Sein Finanzchef Gregor Pottmeyer übernimmt und erläutert die erfreulichen Geschäftszahlen des Konzerns. Wenn aber gegen den Chef ermittelt wird, wenn dieser Chef zugleich eine milliardenschwere Fusion plant, die vielleicht scheitern wird, dann geraten auch gute Zahlen zur Nebensache. Der sonst so selbstbewusste Kengeter nestelt an seinen Papieren herum, sortiert sie mehrfach, seine Finger zittern.
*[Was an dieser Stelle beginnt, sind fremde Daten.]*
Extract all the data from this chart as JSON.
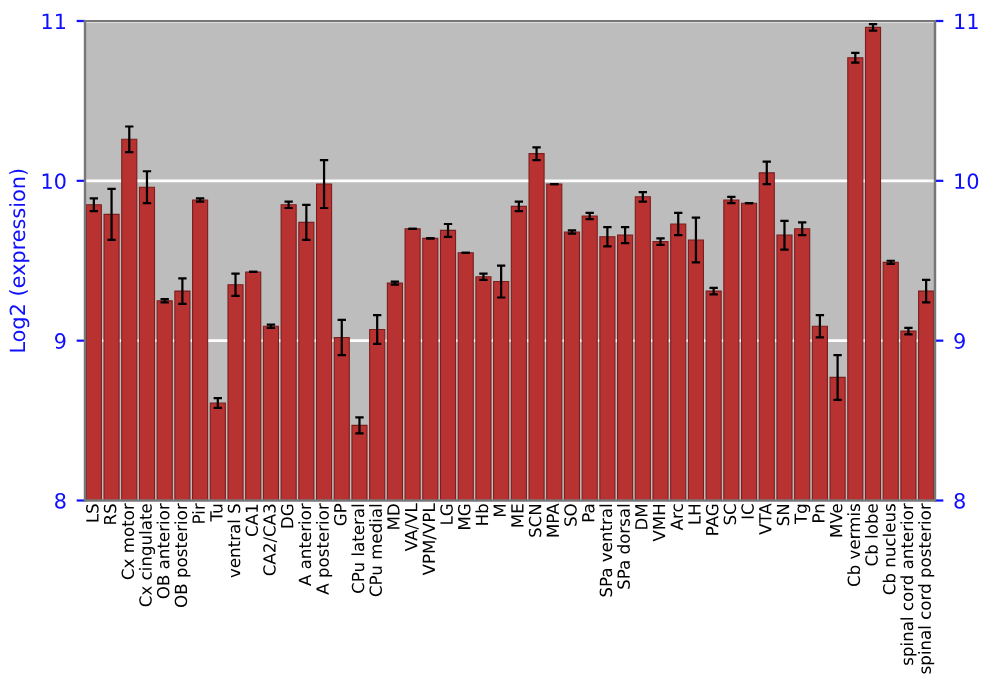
{
  "chart_data": {
    "type": "bar",
    "ylabel": "Log2 (expression)",
    "categories": [
      "LS",
      "RS",
      "Cx motor",
      "Cx cingulate",
      "OB anterior",
      "OB posterior",
      "Pir",
      "Tu",
      "ventral S",
      "CA1",
      "CA2/CA3",
      "DG",
      "A anterior",
      "A posterior",
      "GP",
      "CPu lateral",
      "CPu medial",
      "MD",
      "VA/VL",
      "VPM/VPL",
      "LG",
      "MG",
      "Hb",
      "M",
      "ME",
      "SCN",
      "MPA",
      "SO",
      "Pa",
      "SPa ventral",
      "SPa dorsal",
      "DM",
      "VMH",
      "Arc",
      "LH",
      "PAG",
      "SC",
      "IC",
      "VTA",
      "SN",
      "Tg",
      "Pn",
      "MVe",
      "Cb vermis",
      "Cb lobe",
      "Cb nucleus",
      "spinal cord anterior",
      "spinal cord posterior"
    ],
    "values": [
      9.85,
      9.79,
      10.26,
      9.96,
      9.25,
      9.31,
      9.88,
      8.61,
      9.35,
      9.43,
      9.09,
      9.85,
      9.74,
      9.98,
      9.02,
      8.47,
      9.07,
      9.36,
      9.7,
      9.64,
      9.69,
      9.55,
      9.4,
      9.37,
      9.84,
      10.17,
      9.98,
      9.68,
      9.78,
      9.65,
      9.66,
      9.9,
      9.62,
      9.73,
      9.63,
      9.31,
      9.88,
      9.86,
      10.05,
      9.66,
      9.7,
      9.09,
      8.77,
      10.77,
      10.96,
      9.49,
      9.06,
      9.31
    ],
    "errors": [
      0.04,
      0.16,
      0.08,
      0.1,
      0.01,
      0.08,
      0.01,
      0.03,
      0.07,
      0,
      0.01,
      0.02,
      0.11,
      0.15,
      0.11,
      0.05,
      0.09,
      0.01,
      0,
      0,
      0.04,
      0,
      0.02,
      0.1,
      0.03,
      0.04,
      0,
      0.01,
      0.02,
      0.06,
      0.05,
      0.03,
      0.02,
      0.07,
      0.14,
      0.02,
      0.02,
      0,
      0.07,
      0.09,
      0.04,
      0.07,
      0.14,
      0.03,
      0.02,
      0.01,
      0.02,
      0.07
    ],
    "color": "#b83232",
    "ylim": [
      8,
      11
    ],
    "yticks": [
      8,
      9,
      10,
      11
    ],
    "y2lim": [
      8,
      11
    ],
    "y2ticks": [
      8,
      9,
      10,
      11
    ],
    "grid": "y"
  }
}
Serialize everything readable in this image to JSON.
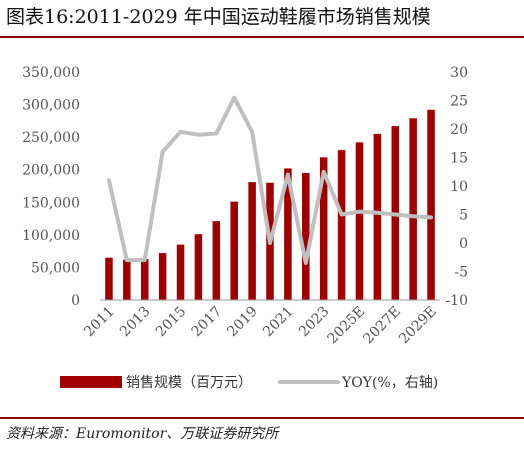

Gute zwei Wochen ist es her, als Ermittler der Frankfurter Staatsanwaltschaft und des Landeskriminalamts an Kengeters Wohnung in Frankfurt und am Hauptsitz der Börse in Eschborn zur Razzia vorfuhren. Sie wollen beweisen, dass der Manager schon 2015 ziemlich konkret mit der London Stock Exchange (LSE) über eine Fusion gesprochen habe - und trotzdem noch Deutsche-Börse-Aktien kaufte. Im Umfeld der Konzernführung bestätigen inzwischen mehrere Quellen, dass es bereits 2015 Gespräche gegeben hat. Aber wie viel stand im Dezember bereits fest? Wie viel wusste Kengeter, als er am 14. Dezember 2015 Aktien seines Arbeitgebers kaufte?

Davon hängt jetzt viel ab, für das Unternehmen und vor allem für Kengeter selbst. Etwa zwei Monate später machte die Börse ihre Fusionspläne mit der LSE öffentlich, recht schnell standen viele Details zu dem Vorhaben fest. Kaum war die Nachricht in der Welt, erhielt die Staatsanwaltschaft zwei Strafanzeigen und begann zu ermitteln. Ein knappes Jahr später bekam sie einen Durchsuchungsbeschluss.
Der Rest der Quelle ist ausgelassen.